Chris' demo has a white to greyish gradient with some detail poking through. I still don't fully understand it (that's okay. :p), but it certainly makes an impressive effect if someone were to make an RPG for Genesis or TG-16 with an airship map like FFIV - VI.
Of course, this only makes me all the more interested to see your upcoming 'mega demos'. :)
Ignoring priority layers, the PCE has 3 gfx layers: sprites, back ground, and color #0. The SGX has 5 layers. Nothing can appear behind color zero plane. The only thing you can do with CZ plane is change its solid color on a scanline by scanline basis. That's what Chris does to get a grey scale gradient underneath both BG layers of the SGX. Here's a doc I've been working one that visually shows what I'm talking about. The VDC intro part.
You can do the same trick pretty effectively on MD too. You can change the background color anytime, and any color (from current 64).
http://i132.photobucket.com/albums/q...2EADCE-005.png http://i132.photobucket.com/albums/q...2EADCE-006.png
This is the closest effect (Axelay transparency) on the pc engine i have seen, the tunnel section in Metamor Jupiter, the background images move thru about eight static colors as you can see from the pictures above, look at the rectangle shapes, this effect is simular to super castlevania IV tunnel which uses true transparency,
That is a nice nice nice idea for possible use in my game :D
I was aware of that effect, but I've only ever played through the first stage or so of Metamor Jupitor. It looked neat in videos, but I never realized that the shading/shadowed area was staying consistant. :p
Thats pretty cool. You did a good job describing and visualizing the 4 PC Engine planes. Its no wondering PCE games can have such layered backgrounds with only a single tile layer. :)

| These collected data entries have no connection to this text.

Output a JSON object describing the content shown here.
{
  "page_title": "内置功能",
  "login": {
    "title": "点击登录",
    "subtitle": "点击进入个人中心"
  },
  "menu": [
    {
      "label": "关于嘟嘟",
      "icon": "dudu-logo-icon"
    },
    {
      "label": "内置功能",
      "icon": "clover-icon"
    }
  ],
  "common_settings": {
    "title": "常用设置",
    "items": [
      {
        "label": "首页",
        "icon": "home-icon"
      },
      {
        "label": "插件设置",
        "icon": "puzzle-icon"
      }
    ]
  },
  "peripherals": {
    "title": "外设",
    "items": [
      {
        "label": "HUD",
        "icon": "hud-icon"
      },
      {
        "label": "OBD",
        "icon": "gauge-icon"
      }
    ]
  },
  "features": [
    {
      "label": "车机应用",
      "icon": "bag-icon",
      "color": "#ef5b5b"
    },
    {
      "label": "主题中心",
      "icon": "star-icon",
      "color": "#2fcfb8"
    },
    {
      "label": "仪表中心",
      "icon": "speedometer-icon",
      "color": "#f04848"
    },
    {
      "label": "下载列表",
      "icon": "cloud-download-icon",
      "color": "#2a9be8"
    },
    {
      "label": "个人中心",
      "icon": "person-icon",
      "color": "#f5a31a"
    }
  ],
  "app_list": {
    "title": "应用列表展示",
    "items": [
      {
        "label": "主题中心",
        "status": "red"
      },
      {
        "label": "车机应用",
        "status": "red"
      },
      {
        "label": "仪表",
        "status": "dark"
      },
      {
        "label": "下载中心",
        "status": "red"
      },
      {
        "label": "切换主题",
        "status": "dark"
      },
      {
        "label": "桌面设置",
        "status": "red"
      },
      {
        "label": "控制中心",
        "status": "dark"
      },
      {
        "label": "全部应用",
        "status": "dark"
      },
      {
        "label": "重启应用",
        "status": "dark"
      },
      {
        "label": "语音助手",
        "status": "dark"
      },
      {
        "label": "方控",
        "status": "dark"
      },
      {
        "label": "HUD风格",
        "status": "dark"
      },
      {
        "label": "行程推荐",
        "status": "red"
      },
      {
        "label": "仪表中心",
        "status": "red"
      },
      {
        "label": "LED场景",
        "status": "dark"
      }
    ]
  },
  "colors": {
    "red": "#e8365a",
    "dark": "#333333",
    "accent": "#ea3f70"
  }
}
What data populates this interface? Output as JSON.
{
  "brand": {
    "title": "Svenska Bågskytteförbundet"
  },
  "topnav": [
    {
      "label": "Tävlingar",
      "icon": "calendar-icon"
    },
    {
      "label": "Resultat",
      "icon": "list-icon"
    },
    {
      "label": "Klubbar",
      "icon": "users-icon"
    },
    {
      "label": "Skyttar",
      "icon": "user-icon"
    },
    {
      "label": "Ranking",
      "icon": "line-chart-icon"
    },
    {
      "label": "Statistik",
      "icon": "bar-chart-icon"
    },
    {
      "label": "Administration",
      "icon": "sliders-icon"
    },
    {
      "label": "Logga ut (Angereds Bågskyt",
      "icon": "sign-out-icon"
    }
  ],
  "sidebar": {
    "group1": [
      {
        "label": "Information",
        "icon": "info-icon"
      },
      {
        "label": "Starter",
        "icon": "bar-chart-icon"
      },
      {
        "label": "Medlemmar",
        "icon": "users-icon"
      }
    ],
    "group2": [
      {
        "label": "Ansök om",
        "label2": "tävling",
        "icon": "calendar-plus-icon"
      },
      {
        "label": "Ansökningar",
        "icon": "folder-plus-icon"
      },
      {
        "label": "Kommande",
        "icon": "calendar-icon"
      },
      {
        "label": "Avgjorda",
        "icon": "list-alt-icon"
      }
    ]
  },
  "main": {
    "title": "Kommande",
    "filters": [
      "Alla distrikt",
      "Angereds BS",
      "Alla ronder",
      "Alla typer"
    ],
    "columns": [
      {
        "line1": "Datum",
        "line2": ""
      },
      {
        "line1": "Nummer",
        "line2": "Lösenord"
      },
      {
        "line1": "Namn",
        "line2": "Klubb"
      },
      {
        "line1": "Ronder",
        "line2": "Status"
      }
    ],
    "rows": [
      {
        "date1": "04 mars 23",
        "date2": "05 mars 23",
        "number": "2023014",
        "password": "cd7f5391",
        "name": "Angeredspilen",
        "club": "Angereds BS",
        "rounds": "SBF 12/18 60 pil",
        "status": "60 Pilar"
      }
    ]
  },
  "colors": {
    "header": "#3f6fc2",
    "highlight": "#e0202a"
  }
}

Does the Genesis also have the equivalent of the color zero plane? Can it's sprites appear on either side of each of the two(?) bg layers?
MD has color #0 (well, any color from current palettes) that is showed where Background layer A or B or Sprites are not shown. Also there's is a Window layer that acts as replacement for layer A (very useful for status bars). Then there are priorities... all layers and sprites can overlap themselves in numerous ways... only thing that stays at its place is the background color.